Opinion is like a pendulum and obeys the same law. If it goes past the centre of gravity on one side, it must go a like distance on the other; and it is only after a certain time that it finds the true point at which it can remain at rest.

One can even say that we require at all times a certain quantity of care or sorrow or want, as a ship requires ballast, in order to keep on a straight course.

He who writes carelessly confesses thereby at the very outset that he does not attach much importance to his own thoughts.

That you should write down valuable ideas that occur to you as soon as possible goes without saying: we sometimes forget even what we have done, so how much more what we have thought.

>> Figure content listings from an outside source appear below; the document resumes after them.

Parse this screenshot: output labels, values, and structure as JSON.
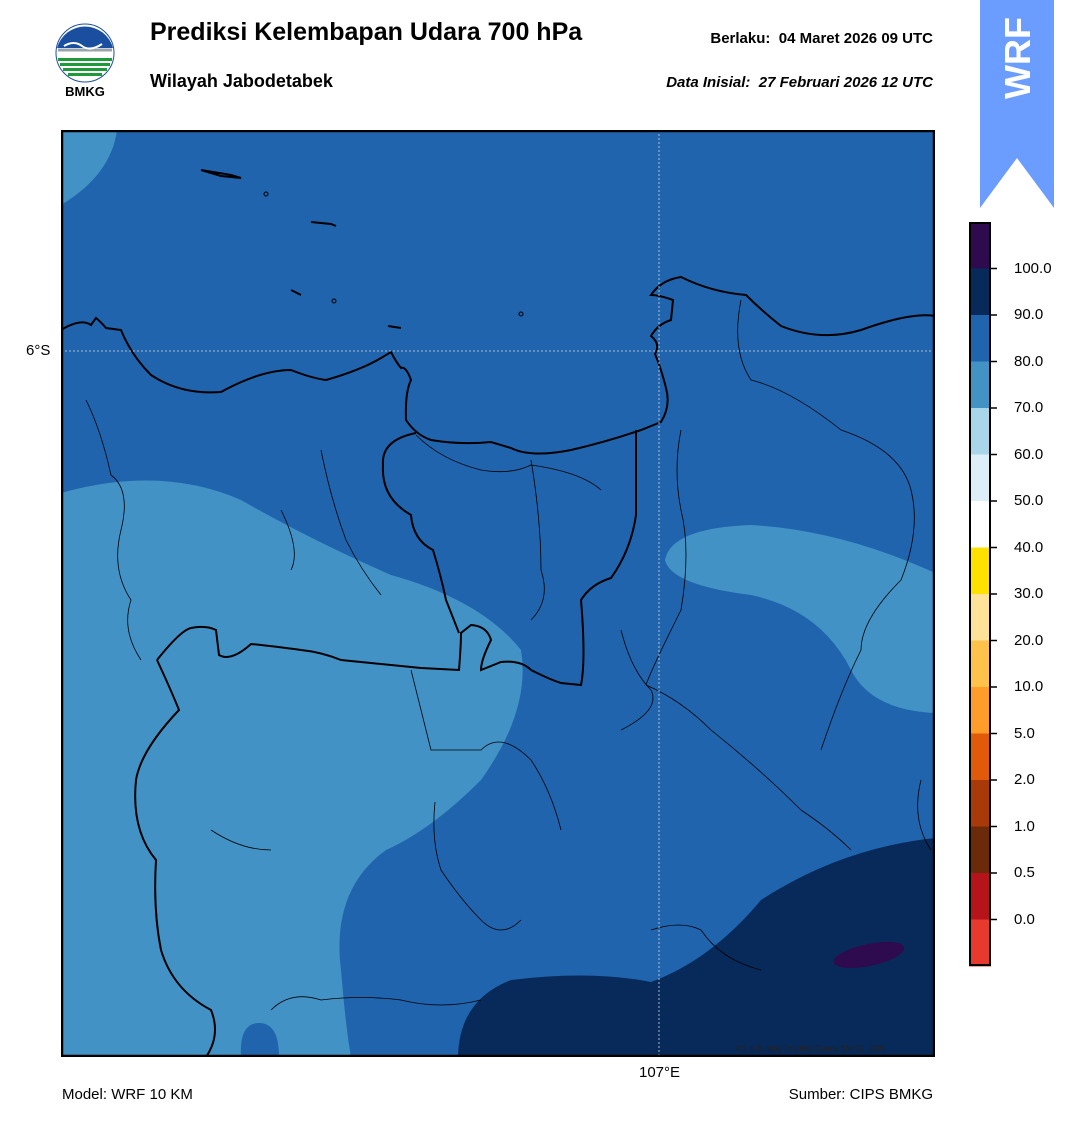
{
  "header": {
    "title": "Prediksi Kelembapan Udara 700 hPa",
    "subtitle": "Wilayah Jabodetabek",
    "valid_label": "Berlaku:",
    "valid_value": "04 Maret 2026 09 UTC",
    "init_label": "Data Inisial:",
    "init_value": "27 Februari 2026 12 UTC"
  },
  "logo": {
    "text": "BMKG",
    "icon": "bmkg-logo"
  },
  "badge": {
    "text": "WRF",
    "color": "#6b9cff"
  },
  "map": {
    "lat_label": "6°S",
    "lon_label": "107°E",
    "credit": "©Sub Bidang Prediksi Cuaca BMKG, 2020"
  },
  "footer": {
    "model": "Model: WRF 10 KM",
    "source": "Sumber: CIPS BMKG"
  },
  "legend": {
    "labels": [
      "100.0",
      "90.0",
      "80.0",
      "70.0",
      "60.0",
      "50.0",
      "40.0",
      "30.0",
      "20.0",
      "10.0",
      "5.0",
      "2.0",
      "1.0",
      "0.5",
      "0.0"
    ],
    "colors_top_to_bottom": [
      "#2d0b4e",
      "#082a5a",
      "#2064ae",
      "#4292c6",
      "#a8d5e8",
      "#deeef8",
      "#ffffff",
      "#ffe100",
      "#ffe29a",
      "#ffc24a",
      "#ff9c2a",
      "#e05a0a",
      "#a83a0a",
      "#6b2a0a",
      "#b4141a",
      "#e8392e"
    ]
  }
}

There is not much to be got anywhere in the world. It is filled with misery and pain; if a man escapes these, boredeom lies in wait for him at every corner. Nay more; it is evil which generally has the upper hand, and folly that makes the most noise. Fate is cruel and mankind pitiable.

We seldom think of what we have but always of what we lack.

Talent is like the marksman who hits a target which others cannot reach; genius is like the marksman who hits a target… which others cannot even see.

It can truly be said: Men are the devils of the earth, and the animals are the tormented souls.

Not the least of the torments which plague our existence is the constant pressure of time, which never lets us so much as draw breath but pursues us all like a taskmaster with a whip. It ceases to persecute only him it has delivered over to boredom.

In short, a large part of the powers of the human race is taken away from the production of what is necessary, in order to bring what is superfluous and unnecessary within the reach of a few.

Obstinacy is the result of the will forcing itself into the place of the intellect.

Newspapers are the second hand of history. This hand, however, is usually not only of inferior metal to the other hands, it also seldom works properly.